Rifkind Stands Down As MP, Resigns As Intelligence Chairman

Sir Malcolm Rifkind

Sir Malcolm Rifkind has stepped down as MP for Kensington and as chairman of the Intelligence Committee of the House of Commons following the cash for access scandal. He was secretly filmed by Channel 4 Despatches and the Daily Telegraph offering to represent a fictitious Chinese investment firm in exchange for cash.

The Labour MP Jack Straw was also implicated but he suffered less damage because he had offered to do the work after his long-planned departure from Parliament in May. Both former Foreign Secretaries were suspended from their respective parties and referred themselves to the Parliamentary Commissioner for Standards.

Sir Malcolm issued the following statement: “I had intended to seek one further term as MP for Kensington, before retiring from the House of Commons… I have concluded that to end the uncertainty it would be preferable, instead, to step down at the end of this Parliament.

“This is entirely my personal decision. I have had no such requests from my constituency association but I believe that it is the right and proper action to take.

“As regards the allegations of Channel 4 and the Daily Telegraph I find them contemptible and will not comment further at this time.
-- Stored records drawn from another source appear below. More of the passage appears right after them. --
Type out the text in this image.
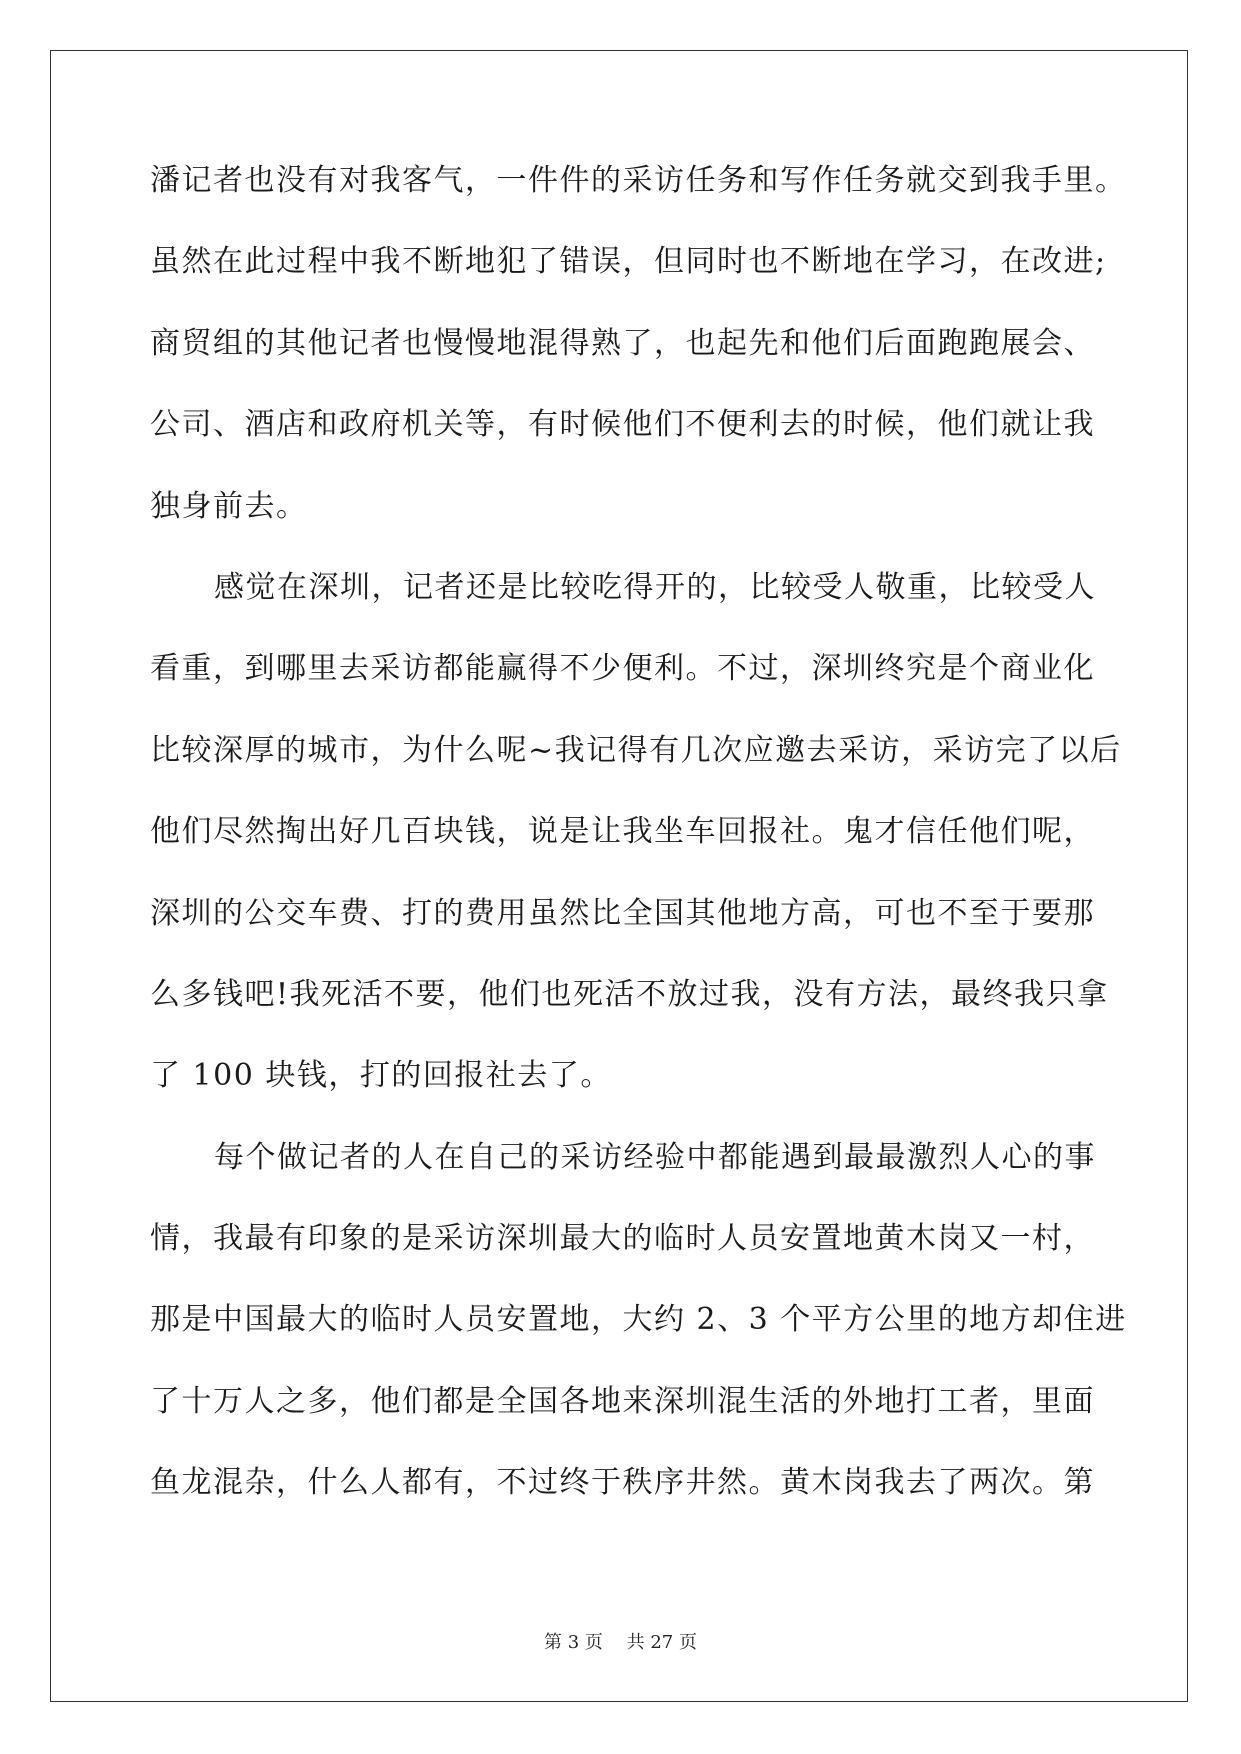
潘记者也没有对我客气，一件件的采访任务和写作任务就交到我手里。
虽然在此过程中我不断地犯了错误，但同时也不断地在学习，在改进;
商贸组的其他记者也慢慢地混得熟了，也起先和他们后面跑跑展会、
公司、酒店和政府机关等，有时候他们不便利去的时候，他们就让我
独身前去。
感觉在深圳，记者还是比较吃得开的，比较受人敬重，比较受人
看重，到哪里去采访都能赢得不少便利。不过，深圳终究是个商业化
比较深厚的城市，为什么呢~我记得有几次应邀去采访，采访完了以后
他们尽然掏出好几百块钱，说是让我坐车回报社。鬼才信任他们呢，
深圳的公交车费、打的费用虽然比全国其他地方高，可也不至于要那
么多钱吧!我死活不要，他们也死活不放过我，没有方法，最终我只拿
了 100 块钱，打的回报社去了。
每个做记者的人在自己的采访经验中都能遇到最最激烈人心的事
情，我最有印象的是采访深圳最大的临时人员安置地黄木岗又一村，
那是中国最大的临时人员安置地，大约 2、3 个平方公里的地方却住进
了十万人之多，他们都是全国各地来深圳混生活的外地打工者，里面
鱼龙混杂，什么人都有，不过终于秩序井然。黄木岗我去了两次。第
第 3 页　 共 27 页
Although I will retire from Parliament I shall continue my public and political life and am much looking forward to doing so over the years to come.”

He held a number of positions under Margaret Thatcher and John Major’s premiership including including Secretary of State for Scotland (1986–1990), Defence Secretary (1992–1995) and Foreign Secretary (1995–1997).

His career was significantly damaged because he insisted on re-standing for Edinburgh Pentlands in 2001 after losing it in the Conservative wipe-out of 1997. In the end he succeeded Michael Portillo as MP for Kensington and Chelsea in 2005, after which he became a respected backbencher.

Despite his decorated career the circumstances of his departure are likely to play into the hands of both UKIP and the Greens, both of which claim traditional politicians are selfish and out of touch. His departure has also led to speculation about whether a traditionalist or a moderniser will takeover. It is likely the Conservative Party will favour a woman.